Se calhar vai acabar por não visitar as Filipinas, mas é o primeiro país de que fala. Afinal, o pai "ter" um país não é de todo vulgar o pai chama-se Filipe... logo, na imaginação da criança, é o "dono" das Filipinas. Num instante, o planisfério é trazido para a sala (e é maior do que ela), estendido no chão, à laia de tapete, e Inês começa o seu giro por ali: as Filipinas não encontra (mas anda pela Ásia), a Itália primeiro é Portugal, mas depois já é "a bota", os Açores é a casa da Matilde e a bandeira de França afinal está do outro lado.

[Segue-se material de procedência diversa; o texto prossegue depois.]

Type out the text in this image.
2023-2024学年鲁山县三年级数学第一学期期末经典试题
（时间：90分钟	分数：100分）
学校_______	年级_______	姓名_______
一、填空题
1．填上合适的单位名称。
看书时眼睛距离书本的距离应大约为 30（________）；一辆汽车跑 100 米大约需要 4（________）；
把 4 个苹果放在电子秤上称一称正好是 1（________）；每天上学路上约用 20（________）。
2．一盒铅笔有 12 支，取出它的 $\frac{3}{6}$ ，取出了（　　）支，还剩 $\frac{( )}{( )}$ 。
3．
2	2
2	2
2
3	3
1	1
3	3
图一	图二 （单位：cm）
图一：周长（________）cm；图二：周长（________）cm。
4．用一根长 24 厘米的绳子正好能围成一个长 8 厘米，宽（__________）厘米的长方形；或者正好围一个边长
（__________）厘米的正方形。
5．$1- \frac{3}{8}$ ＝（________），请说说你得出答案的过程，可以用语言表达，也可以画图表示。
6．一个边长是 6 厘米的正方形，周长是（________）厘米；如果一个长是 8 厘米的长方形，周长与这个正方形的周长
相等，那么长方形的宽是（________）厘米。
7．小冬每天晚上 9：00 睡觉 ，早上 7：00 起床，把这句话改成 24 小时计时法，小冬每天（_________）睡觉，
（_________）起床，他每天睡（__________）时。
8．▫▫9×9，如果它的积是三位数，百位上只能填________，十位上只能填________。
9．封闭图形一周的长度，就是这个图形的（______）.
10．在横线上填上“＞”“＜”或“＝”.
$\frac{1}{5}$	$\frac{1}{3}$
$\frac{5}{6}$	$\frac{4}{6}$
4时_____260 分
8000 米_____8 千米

Não foi por acaso que saíram estas referências da boca de Inês, quatro anos, e que recebeu da mãe Luísa a alcunha de Pikitim: esteve em Roma há poucos meses, já foi a França, aos Açores vai visitar a prima e às Filipinas talvez vá no próximo ano, durante a volta ao mundo que vai fazer com os pais, Luísa Pinto e Filipe Morato Gomes, a começar em Janeiro. É uma viajante "involuntária" e precoce, portanto, mas isso não parece incomodá-la: é com um sorriso fascinado que vê na internet "as casinhas com rodas" (carrinhas convertidas em auto-caravanas) que a mãe lhe mostra ("Inês, achas que ias gostar de uma destas?") e é com orgulho que mostra o "tigre" que leva em todas as viagens, um pequeno trolley que é da sua responsabilidade, para encher com o que queira.
Provavelmente, nesta viagem o "tigre" ficará em casa. O Pipocas, o coelho de peluche que é o seu preferido irá, mas numa mochila, dizem os pais. É mais prático desta forma. Filipe e Luísa sabem do que falam, as viagens sempre fizeram parte da vida do casal e a certa altura tornaram-se o modo de vida dele. Quando, em 2003, este engenheiro de sistemas e informática ficou sem emprego, ganhou a oportunidade para realizar um sonho: dar uma volta ao mundo.
Durante 14 meses, viveu mundo e voltou "diferente", nota Luísa, que chegou a pensar, sem grande convicção, em acompanhá-lo. "Não percebia bem o que estava ele a fazer". Agora sabe e agora vai com ele, deixando para trás um emprego fixo: jornalista, pediu uma licença sem vencimento que não foi aceite e, passou tanto tempo até obter essa resposta, que esta acabou por ser indiferente. Filipe chegou a duvidar. "Pensava que, para mim, a concretização estava dependente da resposta do jornal", conta, por seu turno, Luísa, "na altura, também ponderei, mas decidi que queria fazer isto agora".
"Pode parecer uma loucura, não é? Mas eu tenho de arriscar e arriscar agora." Se não fizesse isto agora para manter um emprego, Luísa sabe que se arrependeria para sempre. E esse é um risco que não quer correr. Quando regressarem, vai tentar alguma coisa. Se calhar nem quererá voltar a fazer o que faz agora. "Não sei como vou chegar." Se as pessoas nunca retornam iguais de uma viagem, mesmo curta, considera, ela agora enfrenta a incógnita de saber como reagirá no registo de jornalista freelancer (durante a viagem tenciona fazer trabalhos). "Não sei se tenho vocação para isso. Até agora sempre disse que precisava da rotina de redacção." Talvez não a volte a sentir.